D'autres part, j'aime dans ce texte le fait qu'il y a tout et n'importe quoi , ce qui fait qu'il est ouvert à toutes les interprétations, y compris libérales - ça on avait compris qu ec'est un texte d'inspiration libérale, pas de souci.. - et sociale.
J'aime, j'adore l'idée d'une constitution européenne. J'attendais cela depuis des années : un ministre des affaires étgrangères, un président, un fonctionnement parlementaire un peu pourri mais bon...
J'aime voir qu'enfin dans ce pays on réalise qu'en france il ne se passe rien - Sarko se fait larguer, Raffarin , Holland... - et que le centre est maintenant l'Europe.

Et pourtant j'hésite. Vraiment. Du haut d'un mois de discussion, de réflexion, de lectures instenses... Je crève d'envie de voter Oui à une consitution européenne. Mais là il y a des vices d'origines. Ce ne sont pas des défauts ce sont des fautes.
Hier à la radio, lors du multiplex d'Europe 1, un journaliste a invité les auditeurs à voter Non. J'avais décidé de voter non. J'avoue que son intervention idiote, qui montrait que le non n'est pas porté que par des européens, m'a refroidi à fond!!

Le parti du refus n'aurait d'efficacité que s'il existait à un niveau européen or tel n'est pas le cas : il ne représente pas grand chose et jusque dans sa France-franchouillarde il est hétéroclite. Comme dirait le petit père des peuples qu'on ne peut soupçonner d'avoir été léger à estimer les rapports de force : « Le parti du NON ! combien de divisions ? »

Pour nous opposer avec quelque chance de succès il nous faudrait nous appuyer sur des partis *réellement* européens. On ne pourra y parvenir que si nous déplaçons le "champ de bataille" du franco-français à l'Europe toute entière. C'est le gros avantage du OUI et c'est pour ça que je voterai OUI même si je comprends et même adhère à certains arguments anti-TCE. Le marché n'a pas besoin du OUI pour imposer sa domination. Notre présent en est la meilleure preuve.

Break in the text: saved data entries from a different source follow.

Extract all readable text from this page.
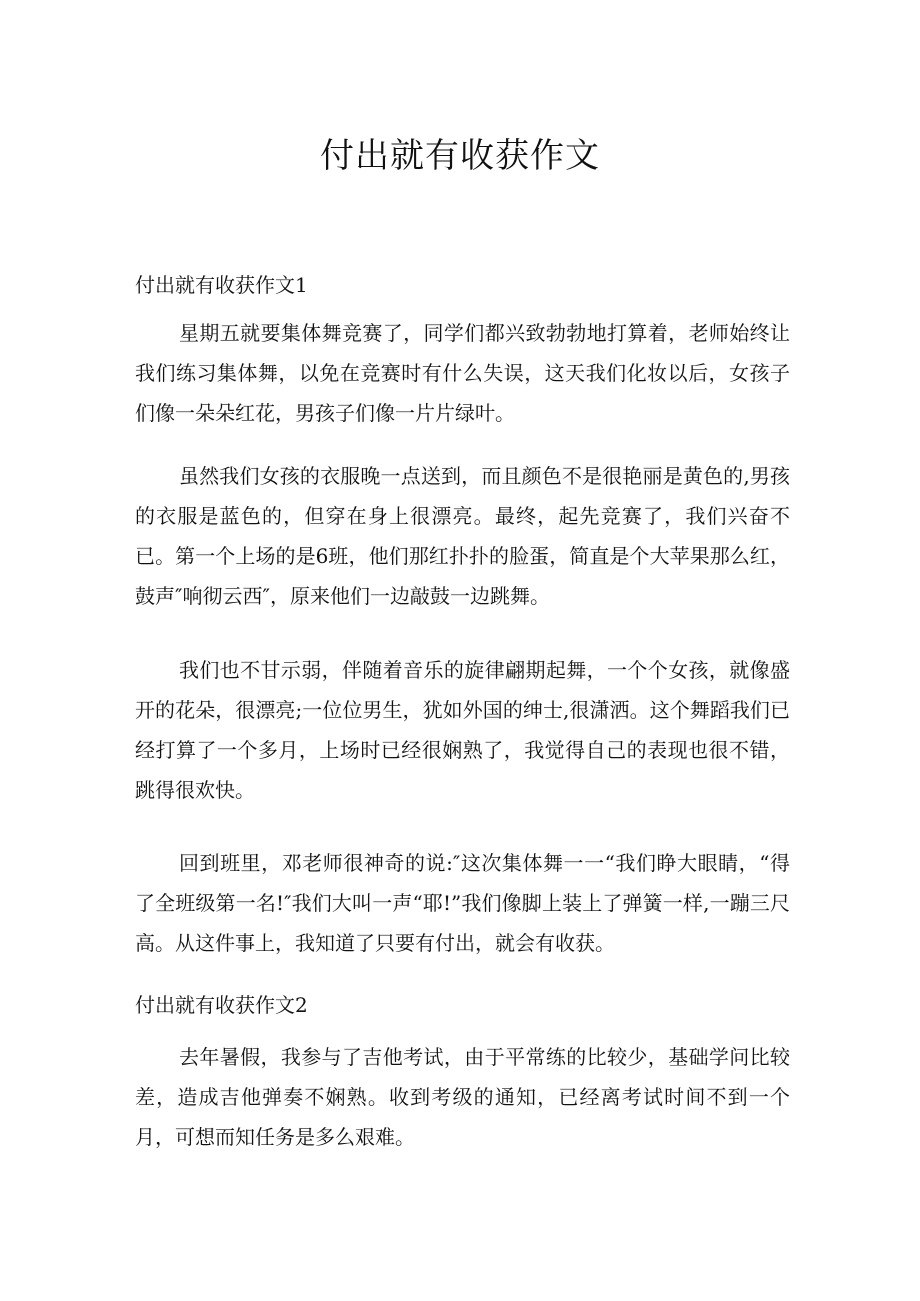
付出就有收获作文
付出就有收获作文1

星期五就要集体舞竞赛了，同学们都兴致勃勃地打算着，老师始终让我们练习集体舞，以免在竞赛时有什么失误，这天我们化妆以后，女孩子们像一朵朵红花，男孩子们像一片片绿叶。

虽然我们女孩的衣服晚一点送到，而且颜色不是很艳丽是黄色的,男孩的衣服是蓝色的，但穿在身上很漂亮。最终，起先竞赛了，我们兴奋不已。第一个上场的是6班，他们那红扑扑的脸蛋，简直是个大苹果那么红，鼓声″响彻云西″，原来他们一边敲鼓一边跳舞。

我们也不甘示弱，伴随着音乐的旋律翩期起舞，一个个女孩，就像盛开的花朵，很漂亮;一位位男生，犹如外国的绅士,很潇洒。这个舞蹈我们已经打算了一个多月，上场时已经很娴熟了，我觉得自己的表现也很不错，跳得很欢快。

回到班里，邓老师很神奇的说:″这次集体舞一一“我们睁大眼睛，“得了全班级第一名!″我们大叫一声“耶!”我们像脚上装上了弹簧一样,一蹦三尺高。从这件事上，我知道了只要有付出，就会有收获。

付出就有收获作文2

去年暑假，我参与了吉他考试，由于平常练的比较少，基础学问比较差，造成吉他弹奏不娴熟。收到考级的通知，已经离考试时间不到一个月，可想而知任务是多么艰难。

« Cependant si vous n'aviez qu'une petite armée, n'allez pas mal à propos vouloir vous mesurer avec une armée nombreuse ; vous avez bien des précautions à prendre avant que d'en venir là. Quand on a les connaissances dont j'ai parlé plus haut, on sait s'il faut attaquer, ou se tenir simplement sur la défensive ; on sait quand il faut rester tranquille, et quand il est temps de se mettre en mouvement ; et si l'on est forcé de combattre, on sait si l'on sera vainqueur ou vaincu. » Sun Tzu

je lis ton texte un peu tard, mais excuse-moi de trouver ton analogie un poil foireuse :

quand je lis : "Voter non, c'est se crisper un peu plus. Voter oui, c'est se relaxer", j'entends : "dormez, vos paupières sont lourdes, faites ce que je dis".

(je ne critique ici que l'analogie, pas le fond qui me semble raisonnable)

Adam, je comprends qu'on puisse voir ça comme ça en effet. Mon analogie vient du fait que je connais très bien ce genre de problème de vertèbre :-( et que pour moi, dimanche, on vient de se crisper encore un peu plus, ce qui va empirer le problème et donc ça va faire encore plus mal.